Did increased computing power break data management?
by Jens on Sep.19, 2011, under Data Management
With the risk of the title already having put you off, and labelling this post as lamenting progress over the “good old days”, I am simply offering a few observations.
As part of a data resuce project, I’m currently reading the documentation for a plankton database system from 1994. The documentation pretty much covers everything you would expect to find in a more modern documentation, e.g. a data model, work flows, methods and background code. It was designed to run on an old VAX system, and of course there are some technical limitations that I am glad that we are over.
There are very clear limits on what could be put into tables, and the number of tables that were created. This is obviously a result of having to be careful about referencing. E.g. you did not reference long species names when an identifier was available as it would slow your system to a crawl
However, looking at how very neatly data are structured in this old system, and looking to some of the more “modern” systems, it is actually far easier to re-extract and structure this data. All of the referential structure is intact even though the software itself is long gone, and I am left with nothing but the raw data. Looking at the raw data dump of many modern databases leaves something to be desired (IMO). The strict control of field formatting often goes out the window, and the “logic” of a system is frequently moved almost entirely to the front end, meaning that the DB itself sometimes doesn’t even contain all the referential information required.

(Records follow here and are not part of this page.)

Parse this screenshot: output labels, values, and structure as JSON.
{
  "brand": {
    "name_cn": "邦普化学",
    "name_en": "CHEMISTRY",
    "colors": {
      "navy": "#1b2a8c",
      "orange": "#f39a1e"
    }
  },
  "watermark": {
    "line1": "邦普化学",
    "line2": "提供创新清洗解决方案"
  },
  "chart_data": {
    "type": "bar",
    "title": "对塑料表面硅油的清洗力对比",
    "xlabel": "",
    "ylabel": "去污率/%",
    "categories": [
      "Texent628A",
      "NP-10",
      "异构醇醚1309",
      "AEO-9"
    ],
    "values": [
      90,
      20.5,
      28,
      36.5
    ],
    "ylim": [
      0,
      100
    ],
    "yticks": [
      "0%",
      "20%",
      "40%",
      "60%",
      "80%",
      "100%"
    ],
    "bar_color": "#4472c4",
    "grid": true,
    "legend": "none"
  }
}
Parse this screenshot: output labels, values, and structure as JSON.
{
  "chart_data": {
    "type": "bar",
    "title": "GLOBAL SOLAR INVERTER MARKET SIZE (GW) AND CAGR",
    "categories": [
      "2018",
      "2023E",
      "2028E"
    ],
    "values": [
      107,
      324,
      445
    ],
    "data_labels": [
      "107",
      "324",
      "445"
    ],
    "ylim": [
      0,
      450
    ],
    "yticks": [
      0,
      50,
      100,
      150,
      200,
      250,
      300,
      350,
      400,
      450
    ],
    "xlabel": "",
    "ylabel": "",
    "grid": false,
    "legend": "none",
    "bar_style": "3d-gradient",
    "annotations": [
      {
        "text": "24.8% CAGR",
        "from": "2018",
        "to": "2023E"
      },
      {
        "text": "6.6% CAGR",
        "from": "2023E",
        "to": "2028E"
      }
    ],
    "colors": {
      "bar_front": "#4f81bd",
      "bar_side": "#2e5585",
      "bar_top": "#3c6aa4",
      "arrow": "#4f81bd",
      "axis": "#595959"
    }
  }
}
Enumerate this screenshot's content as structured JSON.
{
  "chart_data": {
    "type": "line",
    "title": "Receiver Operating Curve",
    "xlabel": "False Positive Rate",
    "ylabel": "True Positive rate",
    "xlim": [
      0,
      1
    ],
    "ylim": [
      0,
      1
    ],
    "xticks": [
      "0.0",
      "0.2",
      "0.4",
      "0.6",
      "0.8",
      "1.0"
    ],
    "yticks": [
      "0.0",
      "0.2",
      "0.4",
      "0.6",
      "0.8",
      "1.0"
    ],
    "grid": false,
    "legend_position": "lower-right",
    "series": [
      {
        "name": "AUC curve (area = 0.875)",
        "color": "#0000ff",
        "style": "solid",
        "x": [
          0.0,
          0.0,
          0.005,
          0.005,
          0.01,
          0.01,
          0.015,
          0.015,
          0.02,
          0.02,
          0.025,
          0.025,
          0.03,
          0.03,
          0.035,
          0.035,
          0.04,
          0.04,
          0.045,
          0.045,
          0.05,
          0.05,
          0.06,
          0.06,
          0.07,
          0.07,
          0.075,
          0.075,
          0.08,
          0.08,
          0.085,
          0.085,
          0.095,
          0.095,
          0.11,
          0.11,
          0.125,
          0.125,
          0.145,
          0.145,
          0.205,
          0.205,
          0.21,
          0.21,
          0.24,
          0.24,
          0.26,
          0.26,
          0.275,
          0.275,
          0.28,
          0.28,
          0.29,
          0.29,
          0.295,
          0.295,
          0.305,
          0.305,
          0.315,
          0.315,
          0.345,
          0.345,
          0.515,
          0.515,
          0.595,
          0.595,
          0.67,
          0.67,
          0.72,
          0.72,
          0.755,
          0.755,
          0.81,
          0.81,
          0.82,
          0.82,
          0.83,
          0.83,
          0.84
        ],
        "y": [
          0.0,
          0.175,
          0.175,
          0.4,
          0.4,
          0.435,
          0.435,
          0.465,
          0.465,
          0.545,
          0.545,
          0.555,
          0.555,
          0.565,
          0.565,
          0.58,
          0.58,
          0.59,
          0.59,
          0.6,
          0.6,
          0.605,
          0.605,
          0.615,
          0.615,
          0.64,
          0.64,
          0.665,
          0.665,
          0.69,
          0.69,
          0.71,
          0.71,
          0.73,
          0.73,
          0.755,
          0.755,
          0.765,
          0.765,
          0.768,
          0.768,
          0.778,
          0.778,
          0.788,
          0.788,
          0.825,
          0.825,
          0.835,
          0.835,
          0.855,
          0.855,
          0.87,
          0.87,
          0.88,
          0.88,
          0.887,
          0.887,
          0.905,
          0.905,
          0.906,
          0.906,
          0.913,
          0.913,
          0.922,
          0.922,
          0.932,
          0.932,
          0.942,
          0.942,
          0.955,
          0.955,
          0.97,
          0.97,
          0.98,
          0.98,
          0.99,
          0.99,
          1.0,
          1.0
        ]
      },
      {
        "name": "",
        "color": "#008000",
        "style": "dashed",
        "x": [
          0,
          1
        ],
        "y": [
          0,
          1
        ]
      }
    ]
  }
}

Obviously you get what you pay for, and this is far from the case in many modern systems, but with the increased speed and power of computers, it has become ever so easier to throw clock cycles at a workflow problem rather than going back to the root causes.
Given the increase in computing power, I’m not sure if we have seen an equivalent increase in performance of databases. Granted we can store much, much more in there, and in a much wider range of formats, but does it encourage the cutting of corners rather than improvement of data models?
I’m happy to be proved wrong, and I suspect there isn’t a right or wrong, but there is certainly an observation that when you are forced to be economical with your clock cycles, there seems to be a higher attention to your data model.